In terms of acting, Tiger’s exaggerated expressions are one with the film’s penchant for overstatement. To be fair, he seems like he would do better with better direction, even if it is hard to ignore the fact that his Caucasian facial features make him a bit of a misfit in Indian cinema. He absolutely does not look Punjabi, although that is what he is meant to be in this film; he looks European. Perhaps he will figure a way around that.

And while I’m all for men showing off their beautiful bodies on screen, could someone explain why so many Hindi film heroes these days make it a point to rip off their shirts before a fight? Sure they look good, but is there a scientific logic here that has escaped me? Just asking.

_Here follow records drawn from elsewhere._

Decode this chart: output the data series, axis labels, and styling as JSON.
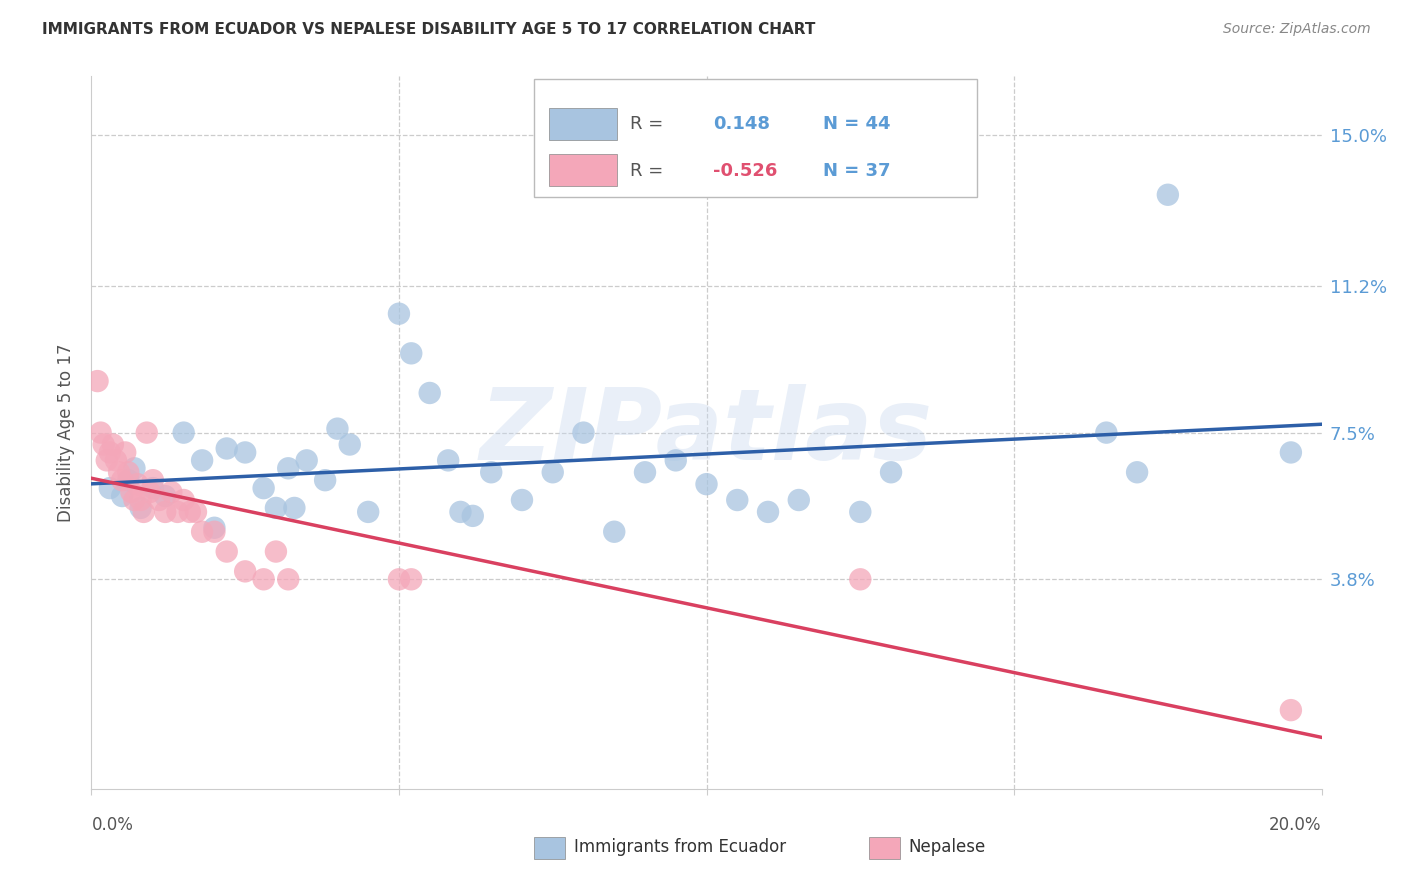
{
  "title": "IMMIGRANTS FROM ECUADOR VS NEPALESE DISABILITY AGE 5 TO 17 CORRELATION CHART",
  "source": "Source: ZipAtlas.com",
  "ylabel": "Disability Age 5 to 17",
  "ytick_values": [
    15.0,
    11.2,
    7.5,
    3.8
  ],
  "ytick_labels": [
    "15.0%",
    "11.2%",
    "7.5%",
    "3.8%"
  ],
  "xlim": [
    0.0,
    20.0
  ],
  "ylim": [
    -1.5,
    16.5
  ],
  "legend_r_ecuador": "0.148",
  "legend_n_ecuador": "44",
  "legend_r_nepalese": "-0.526",
  "legend_n_nepalese": "37",
  "ecuador_color": "#a8c4e0",
  "nepalese_color": "#f4a7b9",
  "ecuador_line_color": "#2d5fa8",
  "nepalese_line_color": "#d94060",
  "nepalese_line_dash_color": "#e0a0b0",
  "watermark": "ZIPatlas",
  "ecuador_points": [
    [
      0.3,
      6.1
    ],
    [
      0.5,
      5.9
    ],
    [
      0.6,
      6.3
    ],
    [
      0.7,
      6.6
    ],
    [
      0.8,
      5.6
    ],
    [
      1.0,
      6.1
    ],
    [
      1.2,
      5.9
    ],
    [
      1.5,
      7.5
    ],
    [
      1.8,
      6.8
    ],
    [
      2.0,
      5.1
    ],
    [
      2.2,
      7.1
    ],
    [
      2.5,
      7.0
    ],
    [
      2.8,
      6.1
    ],
    [
      3.0,
      5.6
    ],
    [
      3.2,
      6.6
    ],
    [
      3.3,
      5.6
    ],
    [
      3.5,
      6.8
    ],
    [
      3.8,
      6.3
    ],
    [
      4.0,
      7.6
    ],
    [
      4.2,
      7.2
    ],
    [
      4.5,
      5.5
    ],
    [
      5.0,
      10.5
    ],
    [
      5.2,
      9.5
    ],
    [
      5.5,
      8.5
    ],
    [
      5.8,
      6.8
    ],
    [
      6.0,
      5.5
    ],
    [
      6.2,
      5.4
    ],
    [
      6.5,
      6.5
    ],
    [
      7.0,
      5.8
    ],
    [
      7.5,
      6.5
    ],
    [
      8.0,
      7.5
    ],
    [
      8.5,
      5.0
    ],
    [
      9.0,
      6.5
    ],
    [
      9.5,
      6.8
    ],
    [
      10.0,
      6.2
    ],
    [
      10.5,
      5.8
    ],
    [
      11.0,
      5.5
    ],
    [
      11.5,
      5.8
    ],
    [
      12.5,
      5.5
    ],
    [
      13.0,
      6.5
    ],
    [
      16.5,
      7.5
    ],
    [
      17.0,
      6.5
    ],
    [
      17.5,
      13.5
    ],
    [
      19.5,
      7.0
    ]
  ],
  "nepalese_points": [
    [
      0.1,
      8.8
    ],
    [
      0.15,
      7.5
    ],
    [
      0.2,
      7.2
    ],
    [
      0.25,
      6.8
    ],
    [
      0.3,
      7.0
    ],
    [
      0.35,
      7.2
    ],
    [
      0.4,
      6.8
    ],
    [
      0.45,
      6.5
    ],
    [
      0.5,
      6.3
    ],
    [
      0.55,
      7.0
    ],
    [
      0.6,
      6.5
    ],
    [
      0.65,
      6.0
    ],
    [
      0.7,
      5.8
    ],
    [
      0.75,
      6.2
    ],
    [
      0.8,
      5.8
    ],
    [
      0.85,
      5.5
    ],
    [
      0.9,
      7.5
    ],
    [
      0.95,
      6.0
    ],
    [
      1.0,
      6.3
    ],
    [
      1.1,
      5.8
    ],
    [
      1.2,
      5.5
    ],
    [
      1.3,
      6.0
    ],
    [
      1.4,
      5.5
    ],
    [
      1.5,
      5.8
    ],
    [
      1.6,
      5.5
    ],
    [
      1.7,
      5.5
    ],
    [
      1.8,
      5.0
    ],
    [
      2.0,
      5.0
    ],
    [
      2.2,
      4.5
    ],
    [
      2.5,
      4.0
    ],
    [
      2.8,
      3.8
    ],
    [
      3.0,
      4.5
    ],
    [
      3.2,
      3.8
    ],
    [
      5.0,
      3.8
    ],
    [
      5.2,
      3.8
    ],
    [
      12.5,
      3.8
    ],
    [
      19.5,
      0.5
    ]
  ]
}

Shraddha Kapoor as Sia is well turned out and gets a couple of fight scenes of her own. It is nice to see the actress throwing punches and kicks with such elan. Her acting in the early scenes though, is over-cutesified. Time to cross over into the adult world, girl. You are too good to waste yourself playing and replaying a child-like innocent who is an appendage to the hero. Of the remaining performers, Sudheer Babu Posani merits a mention for his Kalari moves as Ronnie’s bête noir Raghav Shetty. It is curious though that Sudheer, who is a Telugu actor, manages his Malayalam diction so poorly in the film. He keeps addressing his father as “Aachan” when it should be “Achchan”, a word that even a north Indian might easily get right if you point out that the “chch” is pronounced precisely as it is in Bachchan. Simple, no?

Veteran Sanjay Mishra and Sumit Gulati (who we saw last year in Talvar) enter the picture at one point to provide what is conventionally called “comic relief”. If a blind man bumping into things or mistakenly feeling up a woman’s legs makes you laugh, then the director has got what he wants. Some people, hopefully, have better taste.

Director Sabbir Khan made his debut with Kambakkht Ishq in 2009 starring Kareena Kapoor and Akshay Kumar, which he followed up with Tiger and Kriti Sanon’s debut Hindi film Heropanti in 2014. Both films revealed his love for bombast.

In Baaghi, he adds to his shoulders the burden of targeting Salman Khan and Akshay’s traditional audience. And so, Tiger is given an old-style punchline to repeat through the film: “Itni bhi jaldi kya hai? Abhi toh maine start kiya hai.” (What’s the rush? I’ve only just begun.) It is hard to imagine why the producers thought this ordinary writing would be as memorable as, say, Salman’s “Ek baar jo maine commitment ki, toh apne aap ki bhi nahin sunta” (Once I make a commitment, I do not allow myself to hold me back) or that Tiger has the panache to elevate it.

More triteness comes in the form of Baaghi’s effort to cash in on the prevailing tension between India and our neighbour China, as Hindi cinema once did with Chinese-looking villains around the time of the 1962 war or before that in the just-post- Independence era when seemingly Western Roberts were the bad people. Here, Raghav’s henchman Yong tells Ronnie: “You killed my brother, you Indian. You think you can fight? We fight. Chinese fight.” Ronnie beats him to pulp before replying grandly, “Sorry, China ka maal zyaada tikta nahin hai (Chinese goods do not last long).

Might as well have gone a step further with a crowd-pleasing, sarkar-pleasing “Bharat Mata ki jai!” yelled out by the hero. The chest-thumping suits the film’s emptiness. Gloss sans substance tends to make a lot of noise.